For fourteen years the San have been assisted by the South African San Institute (SASI), which provides legal support and has launched numerous projects to improve the San’s economic situation and to build up personal and communal independence and self-reliance. When SASI started its support, the political climate for such demands, nationally and internationally, was quite favourable. Indigenous rights movements, which had developed first in North and then in Latin America some decades before, started organizing themselves on an international level and had begun to identify themselves as global indigenous communities. Indigeneity as a concept entered into the international discourse, and indigenous rights were acknowledged by the UN and other international institutions.
The indigenous rights movements expanded to Africa, where San themselves started engaging in domestic activism just shortly before the end of the Apartheid era. Contrary to other indigenous groups, they had the advantage of gaining valuable public attention and hence received support from various organisations and donors, partly built on the infrastructure already set for the global concerns of indigenous peoples. In Botswana and Namibia, the countries with the largest San populations, governments were (and remain) less willing to recognize the San’s status as indigenous First People and thereby their entitlement to their ancestral land. However, in South Africa the San profited from the societal transformations and restitution of disadvantaged groups that accompanied the beginning of the new democracy. Moreover, though there may be a certain sense of discomfort also within the South African government about recognizing the San as indigenous in a way distinct from the majority African population, a significant proportion of South African citizens are aware of either their San ancestry or the influence (e.g. linguistically) the San had exerted on their own ethnic group. As a result, despite their still marginal situation, the San in South Africa have been comparably successful in securing land and political rights.1
While a positive policy environment encourages the state and public service to incorporate San people into service provision and to recognize their special needs and the threatened cultural and linguistic character, a great risk in consolidating and building on the successful achievement of land and political rights exists. This is as a result of the incapacity of government to address the needs of a small group of disempowered indigenous people in the current political climate of wide-spread service delivery protests and other problems. There has been inadequate post-settlement support, despite statutory obligations and contractual commitments, due to the over-commitment of government departments and officials in the face of numerous time and resource-consuming land claims.

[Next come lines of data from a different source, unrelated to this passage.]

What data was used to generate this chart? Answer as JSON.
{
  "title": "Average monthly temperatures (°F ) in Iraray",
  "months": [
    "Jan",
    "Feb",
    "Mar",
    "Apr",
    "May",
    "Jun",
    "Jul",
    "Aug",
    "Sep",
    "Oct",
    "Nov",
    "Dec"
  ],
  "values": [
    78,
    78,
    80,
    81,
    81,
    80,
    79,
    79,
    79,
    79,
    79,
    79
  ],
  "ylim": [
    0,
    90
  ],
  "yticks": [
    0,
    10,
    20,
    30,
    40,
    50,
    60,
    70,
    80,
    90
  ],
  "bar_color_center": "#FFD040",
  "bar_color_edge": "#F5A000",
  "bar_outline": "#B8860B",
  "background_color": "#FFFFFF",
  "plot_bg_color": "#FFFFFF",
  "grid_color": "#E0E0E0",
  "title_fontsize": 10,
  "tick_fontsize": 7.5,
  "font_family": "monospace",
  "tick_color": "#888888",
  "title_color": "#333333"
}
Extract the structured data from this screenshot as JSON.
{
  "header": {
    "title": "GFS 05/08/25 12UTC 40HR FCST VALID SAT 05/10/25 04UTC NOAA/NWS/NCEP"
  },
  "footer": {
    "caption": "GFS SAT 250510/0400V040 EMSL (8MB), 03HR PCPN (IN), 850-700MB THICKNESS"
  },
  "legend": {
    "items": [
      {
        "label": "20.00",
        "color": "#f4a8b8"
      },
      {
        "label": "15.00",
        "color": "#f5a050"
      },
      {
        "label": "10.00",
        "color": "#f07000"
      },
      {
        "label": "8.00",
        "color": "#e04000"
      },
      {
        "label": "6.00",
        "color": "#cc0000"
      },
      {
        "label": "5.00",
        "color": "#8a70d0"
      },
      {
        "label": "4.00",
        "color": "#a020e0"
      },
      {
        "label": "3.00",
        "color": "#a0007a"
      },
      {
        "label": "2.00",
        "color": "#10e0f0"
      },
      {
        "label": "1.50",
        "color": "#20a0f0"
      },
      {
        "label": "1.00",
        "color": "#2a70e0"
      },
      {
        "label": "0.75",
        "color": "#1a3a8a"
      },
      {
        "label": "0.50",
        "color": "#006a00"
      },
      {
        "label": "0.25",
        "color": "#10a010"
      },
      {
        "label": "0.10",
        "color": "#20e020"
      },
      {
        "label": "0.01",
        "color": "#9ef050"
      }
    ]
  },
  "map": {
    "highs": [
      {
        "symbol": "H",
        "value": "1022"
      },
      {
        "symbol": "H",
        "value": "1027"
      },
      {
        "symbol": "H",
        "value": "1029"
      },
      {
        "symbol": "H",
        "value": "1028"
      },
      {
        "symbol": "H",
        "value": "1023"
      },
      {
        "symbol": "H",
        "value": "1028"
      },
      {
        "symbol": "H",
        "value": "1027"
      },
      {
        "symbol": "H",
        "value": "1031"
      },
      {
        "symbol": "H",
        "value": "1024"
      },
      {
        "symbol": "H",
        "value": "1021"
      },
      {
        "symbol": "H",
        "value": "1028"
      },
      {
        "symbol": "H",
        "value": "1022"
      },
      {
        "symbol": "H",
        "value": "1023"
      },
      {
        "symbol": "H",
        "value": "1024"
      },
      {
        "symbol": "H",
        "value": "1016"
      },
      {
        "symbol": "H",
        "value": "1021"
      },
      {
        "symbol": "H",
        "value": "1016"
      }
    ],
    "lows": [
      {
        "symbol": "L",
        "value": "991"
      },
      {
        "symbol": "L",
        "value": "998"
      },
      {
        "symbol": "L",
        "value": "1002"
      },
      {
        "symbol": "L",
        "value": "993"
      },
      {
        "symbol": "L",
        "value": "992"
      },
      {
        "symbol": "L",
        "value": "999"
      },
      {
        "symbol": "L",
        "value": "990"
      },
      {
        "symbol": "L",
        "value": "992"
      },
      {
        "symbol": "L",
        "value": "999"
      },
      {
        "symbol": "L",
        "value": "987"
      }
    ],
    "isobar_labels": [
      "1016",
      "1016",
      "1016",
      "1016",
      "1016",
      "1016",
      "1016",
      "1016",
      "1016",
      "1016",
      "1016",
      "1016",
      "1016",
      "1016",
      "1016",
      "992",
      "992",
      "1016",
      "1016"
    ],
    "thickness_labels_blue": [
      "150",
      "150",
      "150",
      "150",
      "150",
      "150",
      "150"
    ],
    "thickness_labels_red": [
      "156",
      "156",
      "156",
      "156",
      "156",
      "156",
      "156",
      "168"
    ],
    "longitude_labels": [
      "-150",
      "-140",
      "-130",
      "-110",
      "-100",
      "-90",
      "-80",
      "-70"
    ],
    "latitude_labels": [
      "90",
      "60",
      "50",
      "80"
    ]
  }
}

While strides have been made toward bridging the gap between the traditional way of life and the reality of the modern world, much still needs to be done. Critically, San need support to be able to develop their own capacity to ensure access to resources and the protection of their rights under constitutional principles.
An assessment conducted by the European Union in 2000 identified principles for effective programming for San people, namely, long-term development commitments, multi-sectoral and flexible interventions. These included capacity building, project implementation, income generation, community-based natural resource management, and education. Furthermore, the development of a political (governance) infrastructure is critical for long-term sustainable development.